As he digs into a Republican Mud Pie - a gooey, chocolate confection dreamed up by the pastry chefs at the Marriott Marquis to honor the incoming GOPers - Mayor Michael Bloomberg is clearly relishing his role as the consummate host.
And after giving his considered opinion on the honorary desert - "Mmmm...." - he voices the kind of forward-looking optimism that made him a multibillionaire and now a politician on the rebound.
"Keep in mind, at the end of next week we start working on getting [both political] conventions here four years later," he says, prompting cheers from workers in the company cafeteria of the Times Square hotel.
Not quite four years since becoming a Republican, and almost three years since terrorists blew a hole in the heart of New York's financial district, the once neophyte politician has emerged as a plain-spoken pragmatist, unafraid to make unpopular decisions even as he's become increasingly comfortable in his public role. He now appears to genuinely enjoy pressing the flesh.
But as he welcomes nearly 50,000 conventioneers and media, along with more than a quarter of a million demonstrators to New York for the week, Mayor Bloomberg is facing two critical issues that could turn out to be the defining moments of his administration. The most obvious is how well New York handles the convention and protests. If the city shines, it will help its bid for the 2012 Olympics, a top priority for Bloomberg.
Then there are the unresolved police and fire union negotiations. President Bush and his advisers, who chose New York in part because of its 9/11 backdrop, aren't happy about being picketed by New York's finest and firemen in blue.
But Bloomberg, who has a looming budget deficit to contend, is refusing to budge - putting fiscal discipline over political considerations.
"So there's a lot at stake for him," says Fred Siegel of the Progressive Policy Institute who's just completed a book on former Mayor Rudolph Giuliani. "It's a conjunction of defining moments."
But Bloomberg, with his legendary self-confidence, doesn't appear worried at all. Last week, just as he was arriving to tour the Farley Post Office Building that houses the press for the convention, a group of demonstrators blocked the adjacent avenue and dropped their trousers, along with everything else. When asked about it, his response was what New Yorkers have come to learn as typically Bloombergesque - dry and a touch sardonic.
"It's New York; of course we have seven naked people on 8th Avenue," he said. "What's the question?"
In the early days of his administration, the Mayor was far less at ease with the press and speaking publicly.
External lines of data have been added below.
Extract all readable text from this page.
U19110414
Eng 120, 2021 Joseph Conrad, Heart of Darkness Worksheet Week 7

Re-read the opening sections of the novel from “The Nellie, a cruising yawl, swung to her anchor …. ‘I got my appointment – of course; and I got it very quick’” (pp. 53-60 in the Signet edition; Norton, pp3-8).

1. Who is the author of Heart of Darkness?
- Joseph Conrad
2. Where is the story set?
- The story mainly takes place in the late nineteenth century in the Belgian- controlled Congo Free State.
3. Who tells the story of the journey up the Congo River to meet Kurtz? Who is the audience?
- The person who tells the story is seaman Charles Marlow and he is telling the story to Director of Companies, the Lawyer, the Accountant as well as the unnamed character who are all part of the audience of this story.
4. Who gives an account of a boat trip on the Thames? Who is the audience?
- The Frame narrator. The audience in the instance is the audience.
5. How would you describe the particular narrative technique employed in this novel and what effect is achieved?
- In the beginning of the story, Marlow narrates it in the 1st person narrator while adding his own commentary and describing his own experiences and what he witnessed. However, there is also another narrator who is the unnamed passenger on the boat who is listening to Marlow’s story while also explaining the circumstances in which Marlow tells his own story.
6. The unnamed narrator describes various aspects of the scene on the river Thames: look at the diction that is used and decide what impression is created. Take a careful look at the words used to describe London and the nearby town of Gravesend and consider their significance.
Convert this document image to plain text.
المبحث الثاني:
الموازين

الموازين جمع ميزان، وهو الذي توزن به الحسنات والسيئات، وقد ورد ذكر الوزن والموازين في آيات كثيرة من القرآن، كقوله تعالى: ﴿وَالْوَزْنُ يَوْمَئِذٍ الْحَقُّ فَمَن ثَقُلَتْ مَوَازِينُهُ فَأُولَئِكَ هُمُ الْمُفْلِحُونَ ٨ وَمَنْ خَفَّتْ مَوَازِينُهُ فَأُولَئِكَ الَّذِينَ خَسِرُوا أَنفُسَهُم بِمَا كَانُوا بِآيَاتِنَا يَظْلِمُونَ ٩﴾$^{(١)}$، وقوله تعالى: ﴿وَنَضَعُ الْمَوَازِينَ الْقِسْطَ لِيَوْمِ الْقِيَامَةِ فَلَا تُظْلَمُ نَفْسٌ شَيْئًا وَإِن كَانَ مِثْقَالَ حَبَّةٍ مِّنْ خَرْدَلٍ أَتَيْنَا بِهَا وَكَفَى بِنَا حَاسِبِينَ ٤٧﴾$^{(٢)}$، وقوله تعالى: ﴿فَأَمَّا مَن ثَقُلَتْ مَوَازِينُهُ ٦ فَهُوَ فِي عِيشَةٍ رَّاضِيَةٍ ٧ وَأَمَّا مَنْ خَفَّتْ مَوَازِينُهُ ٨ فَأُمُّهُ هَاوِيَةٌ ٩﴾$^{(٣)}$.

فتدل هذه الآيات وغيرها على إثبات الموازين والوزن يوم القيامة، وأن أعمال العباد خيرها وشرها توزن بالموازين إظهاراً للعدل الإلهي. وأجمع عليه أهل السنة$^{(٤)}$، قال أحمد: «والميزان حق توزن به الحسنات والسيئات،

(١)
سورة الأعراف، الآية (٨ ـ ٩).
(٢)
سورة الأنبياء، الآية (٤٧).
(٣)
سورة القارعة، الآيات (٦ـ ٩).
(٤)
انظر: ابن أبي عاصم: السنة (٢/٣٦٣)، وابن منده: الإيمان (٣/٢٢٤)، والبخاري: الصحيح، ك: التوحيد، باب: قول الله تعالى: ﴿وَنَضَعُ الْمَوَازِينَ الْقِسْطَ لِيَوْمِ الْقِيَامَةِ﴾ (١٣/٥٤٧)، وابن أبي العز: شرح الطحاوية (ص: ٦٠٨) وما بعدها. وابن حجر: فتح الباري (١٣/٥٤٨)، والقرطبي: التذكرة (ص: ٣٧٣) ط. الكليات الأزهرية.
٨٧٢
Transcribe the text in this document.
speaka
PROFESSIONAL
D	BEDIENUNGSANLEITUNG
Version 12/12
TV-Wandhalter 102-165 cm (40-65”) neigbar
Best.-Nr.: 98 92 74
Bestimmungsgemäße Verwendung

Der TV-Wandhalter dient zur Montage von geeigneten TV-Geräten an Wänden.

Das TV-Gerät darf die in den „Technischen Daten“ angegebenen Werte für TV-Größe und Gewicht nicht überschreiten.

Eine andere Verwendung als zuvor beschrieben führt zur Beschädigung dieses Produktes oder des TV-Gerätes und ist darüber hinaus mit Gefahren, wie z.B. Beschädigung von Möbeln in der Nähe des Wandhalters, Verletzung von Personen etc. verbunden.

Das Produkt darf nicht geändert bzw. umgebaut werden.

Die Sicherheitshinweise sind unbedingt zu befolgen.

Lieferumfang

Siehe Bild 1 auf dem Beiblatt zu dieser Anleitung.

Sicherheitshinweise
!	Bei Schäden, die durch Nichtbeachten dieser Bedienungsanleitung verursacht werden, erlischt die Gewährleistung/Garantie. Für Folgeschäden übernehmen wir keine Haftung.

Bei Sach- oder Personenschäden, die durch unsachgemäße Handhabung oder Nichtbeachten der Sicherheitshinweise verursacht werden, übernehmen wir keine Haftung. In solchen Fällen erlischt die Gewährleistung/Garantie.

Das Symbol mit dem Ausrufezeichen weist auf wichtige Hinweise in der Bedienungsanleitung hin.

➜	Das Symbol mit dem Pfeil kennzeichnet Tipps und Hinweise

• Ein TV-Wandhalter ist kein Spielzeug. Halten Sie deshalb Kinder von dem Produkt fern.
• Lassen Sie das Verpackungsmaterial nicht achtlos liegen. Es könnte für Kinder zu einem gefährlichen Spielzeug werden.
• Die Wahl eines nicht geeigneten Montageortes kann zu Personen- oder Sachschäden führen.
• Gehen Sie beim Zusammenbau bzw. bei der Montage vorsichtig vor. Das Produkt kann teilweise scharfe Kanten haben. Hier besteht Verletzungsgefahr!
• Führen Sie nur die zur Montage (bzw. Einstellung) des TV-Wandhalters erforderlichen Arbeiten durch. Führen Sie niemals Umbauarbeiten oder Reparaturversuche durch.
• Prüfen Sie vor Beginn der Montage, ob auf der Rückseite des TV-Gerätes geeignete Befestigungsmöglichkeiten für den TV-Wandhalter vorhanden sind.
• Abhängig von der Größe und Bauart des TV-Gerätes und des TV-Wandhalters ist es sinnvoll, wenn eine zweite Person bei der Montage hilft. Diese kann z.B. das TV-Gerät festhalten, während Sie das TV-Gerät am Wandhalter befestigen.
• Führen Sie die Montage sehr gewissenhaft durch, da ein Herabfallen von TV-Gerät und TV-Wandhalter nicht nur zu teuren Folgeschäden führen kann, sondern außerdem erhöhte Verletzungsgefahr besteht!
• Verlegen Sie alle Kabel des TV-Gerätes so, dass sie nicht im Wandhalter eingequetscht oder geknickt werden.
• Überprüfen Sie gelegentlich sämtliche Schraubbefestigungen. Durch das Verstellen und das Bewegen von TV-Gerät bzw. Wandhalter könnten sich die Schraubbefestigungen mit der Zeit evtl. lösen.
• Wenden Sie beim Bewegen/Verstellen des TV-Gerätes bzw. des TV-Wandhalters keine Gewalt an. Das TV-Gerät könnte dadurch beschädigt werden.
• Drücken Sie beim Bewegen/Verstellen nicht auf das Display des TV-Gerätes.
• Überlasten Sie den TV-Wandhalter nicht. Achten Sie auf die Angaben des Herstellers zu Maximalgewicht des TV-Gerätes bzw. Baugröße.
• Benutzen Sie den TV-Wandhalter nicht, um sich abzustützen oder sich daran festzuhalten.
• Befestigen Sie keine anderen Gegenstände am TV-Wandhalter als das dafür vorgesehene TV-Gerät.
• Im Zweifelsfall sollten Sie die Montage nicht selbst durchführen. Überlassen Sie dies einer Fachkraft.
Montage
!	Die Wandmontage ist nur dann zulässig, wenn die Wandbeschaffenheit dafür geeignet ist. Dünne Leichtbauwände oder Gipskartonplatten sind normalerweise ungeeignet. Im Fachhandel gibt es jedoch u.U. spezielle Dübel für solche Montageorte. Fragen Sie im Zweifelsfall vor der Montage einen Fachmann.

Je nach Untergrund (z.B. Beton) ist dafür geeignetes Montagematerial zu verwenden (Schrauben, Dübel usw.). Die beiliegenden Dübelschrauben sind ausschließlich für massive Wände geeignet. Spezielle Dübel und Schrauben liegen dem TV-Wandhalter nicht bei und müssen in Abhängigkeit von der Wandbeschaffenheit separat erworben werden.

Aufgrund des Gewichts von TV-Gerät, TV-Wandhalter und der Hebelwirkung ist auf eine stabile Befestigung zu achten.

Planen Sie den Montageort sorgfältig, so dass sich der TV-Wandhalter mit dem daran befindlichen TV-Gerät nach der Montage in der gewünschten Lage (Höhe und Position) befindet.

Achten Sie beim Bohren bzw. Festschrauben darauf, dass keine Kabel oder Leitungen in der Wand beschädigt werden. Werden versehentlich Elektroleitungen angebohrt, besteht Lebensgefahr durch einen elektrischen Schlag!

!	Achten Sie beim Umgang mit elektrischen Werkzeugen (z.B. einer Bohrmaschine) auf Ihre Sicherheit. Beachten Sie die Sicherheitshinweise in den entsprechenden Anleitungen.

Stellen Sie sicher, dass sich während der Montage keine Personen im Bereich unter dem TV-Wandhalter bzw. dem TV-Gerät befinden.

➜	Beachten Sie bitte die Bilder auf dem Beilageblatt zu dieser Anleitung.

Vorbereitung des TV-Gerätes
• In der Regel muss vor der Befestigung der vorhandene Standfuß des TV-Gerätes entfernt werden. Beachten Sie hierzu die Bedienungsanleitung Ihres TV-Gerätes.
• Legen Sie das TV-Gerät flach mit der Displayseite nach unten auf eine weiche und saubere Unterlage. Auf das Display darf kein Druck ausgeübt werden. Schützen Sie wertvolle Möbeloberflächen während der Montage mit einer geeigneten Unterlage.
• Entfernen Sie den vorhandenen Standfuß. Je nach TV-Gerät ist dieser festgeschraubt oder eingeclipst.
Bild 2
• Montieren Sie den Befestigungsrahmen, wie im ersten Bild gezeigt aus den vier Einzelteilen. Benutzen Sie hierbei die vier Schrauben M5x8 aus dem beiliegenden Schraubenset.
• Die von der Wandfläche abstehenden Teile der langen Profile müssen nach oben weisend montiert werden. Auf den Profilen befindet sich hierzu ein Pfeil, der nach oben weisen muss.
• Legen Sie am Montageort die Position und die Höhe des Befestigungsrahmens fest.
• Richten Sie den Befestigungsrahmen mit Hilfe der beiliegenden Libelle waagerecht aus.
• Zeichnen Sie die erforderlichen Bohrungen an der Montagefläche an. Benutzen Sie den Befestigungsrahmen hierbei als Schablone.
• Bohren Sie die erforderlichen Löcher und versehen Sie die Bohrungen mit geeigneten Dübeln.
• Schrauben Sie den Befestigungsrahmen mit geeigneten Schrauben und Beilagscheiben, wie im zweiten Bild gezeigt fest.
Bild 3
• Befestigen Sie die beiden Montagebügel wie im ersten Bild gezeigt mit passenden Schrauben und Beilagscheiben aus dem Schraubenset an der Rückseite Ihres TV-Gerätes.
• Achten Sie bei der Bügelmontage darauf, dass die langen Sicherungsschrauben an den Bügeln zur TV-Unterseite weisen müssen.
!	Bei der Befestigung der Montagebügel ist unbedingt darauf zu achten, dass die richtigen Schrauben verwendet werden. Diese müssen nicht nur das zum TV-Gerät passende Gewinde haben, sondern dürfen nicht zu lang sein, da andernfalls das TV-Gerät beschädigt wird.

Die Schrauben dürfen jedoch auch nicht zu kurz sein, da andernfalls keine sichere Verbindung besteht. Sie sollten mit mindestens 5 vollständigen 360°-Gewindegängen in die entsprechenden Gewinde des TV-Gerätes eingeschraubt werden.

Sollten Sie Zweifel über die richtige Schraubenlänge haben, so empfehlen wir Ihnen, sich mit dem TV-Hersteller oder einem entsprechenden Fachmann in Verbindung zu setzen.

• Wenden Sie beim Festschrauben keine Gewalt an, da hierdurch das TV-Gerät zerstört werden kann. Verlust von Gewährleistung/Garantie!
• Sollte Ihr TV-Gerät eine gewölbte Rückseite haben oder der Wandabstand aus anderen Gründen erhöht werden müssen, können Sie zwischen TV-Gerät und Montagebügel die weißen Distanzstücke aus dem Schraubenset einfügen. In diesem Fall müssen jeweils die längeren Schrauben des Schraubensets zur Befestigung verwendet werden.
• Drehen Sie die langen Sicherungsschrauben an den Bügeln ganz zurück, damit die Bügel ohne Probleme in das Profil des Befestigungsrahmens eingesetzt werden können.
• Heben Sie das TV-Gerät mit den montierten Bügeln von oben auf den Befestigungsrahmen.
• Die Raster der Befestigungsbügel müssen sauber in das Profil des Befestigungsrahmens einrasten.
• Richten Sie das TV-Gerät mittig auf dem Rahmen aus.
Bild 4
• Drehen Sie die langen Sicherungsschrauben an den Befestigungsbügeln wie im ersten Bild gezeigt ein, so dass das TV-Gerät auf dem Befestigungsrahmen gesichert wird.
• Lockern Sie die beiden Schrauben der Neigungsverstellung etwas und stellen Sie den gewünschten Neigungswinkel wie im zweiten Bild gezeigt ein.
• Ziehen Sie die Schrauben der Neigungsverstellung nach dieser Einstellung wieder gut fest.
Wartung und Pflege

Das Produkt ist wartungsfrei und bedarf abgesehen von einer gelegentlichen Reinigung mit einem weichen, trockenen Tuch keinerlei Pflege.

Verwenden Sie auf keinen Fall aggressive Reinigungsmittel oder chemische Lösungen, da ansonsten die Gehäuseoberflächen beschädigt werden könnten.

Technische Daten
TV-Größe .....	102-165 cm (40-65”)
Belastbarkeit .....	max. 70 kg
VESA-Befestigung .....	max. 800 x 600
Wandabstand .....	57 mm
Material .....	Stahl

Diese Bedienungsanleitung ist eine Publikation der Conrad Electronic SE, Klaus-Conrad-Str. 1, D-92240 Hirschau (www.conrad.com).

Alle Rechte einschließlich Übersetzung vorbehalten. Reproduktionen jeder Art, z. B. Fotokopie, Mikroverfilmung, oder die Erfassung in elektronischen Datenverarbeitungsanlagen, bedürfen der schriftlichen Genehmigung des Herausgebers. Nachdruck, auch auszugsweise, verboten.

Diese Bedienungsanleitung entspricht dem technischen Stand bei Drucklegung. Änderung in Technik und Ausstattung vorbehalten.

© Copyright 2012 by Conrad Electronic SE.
The stiffness that marked his early forays onto the campaign trail is now gone.
"It probably is not an easy transition from being a zillionaire who heads a company to mayor," says Maurice Carroll, director of the Quinnipiac University Polling Institute. "It's a different kind of job. We're a democracy. If you want to be mayor, you got to ask people to vote for you."
Mr. Carroll says the mayor is "making a genuine effort." And polls show it's having an impact.
In July of 2003, after Bloomberg instituted an 18 percent property tax hike and banned smoking in bars, his popularity plummeted. His approval rating then hovered at a dismal 31 percent.
Bloomberg didn't waver. He made it clear he'd done what he had to do for the city's fiscal health as well as the physical well-being of bartenders and waitresses across the city. At the same time, he did start getting out more, showing up at more parades and in the neighborhoods. His approval rating has now bounced back to 44 percent.
People who have known him for some time contend that it's not Bloomberg that's changed. What's different is that New Yorkers are getting to know him better.
"It's always fun to hear him because he's always very much Mike," says Tom Neff, his former business partner who's known the mayor for 20 years. "The Mike I hear is the Mike I know."
But Bloomberg still has plenty of detractors. Many working-class New Yorkers still doubt the billionaire businessman can ever really understand what it means to live paycheck to paycheck. Then there are the heads of the police and fire unions who are indignant that the mayor is insisting they take pay raises in line with those given to other city employees.
"As far as police officers who are working hard to protect New York City he's turned a deaf ear to their plight," says Albert O'Leary, a spokesman for the New York City Patrolman's Benevolent Association. "We're among the lowest-paid big-city police officers in the nation, and this mayor refuses to make any offer other than packages that include significant give backs or loss of benefits."
As Bloomberg tries to draw a line with the unions, political analysts like Mr. Siegel contend that "he's yet to confront New York's underlying fiscal problems which are unsustainable pension and health costs."
But while Bloomberg juggles the myriad of conflicting issues that abound on this island city of more than 8 million diverse and usually quite opinionated people, he appears - more than ever - to be in his element. "I don't think I've changed," he says. "I've got the greatest job in the world."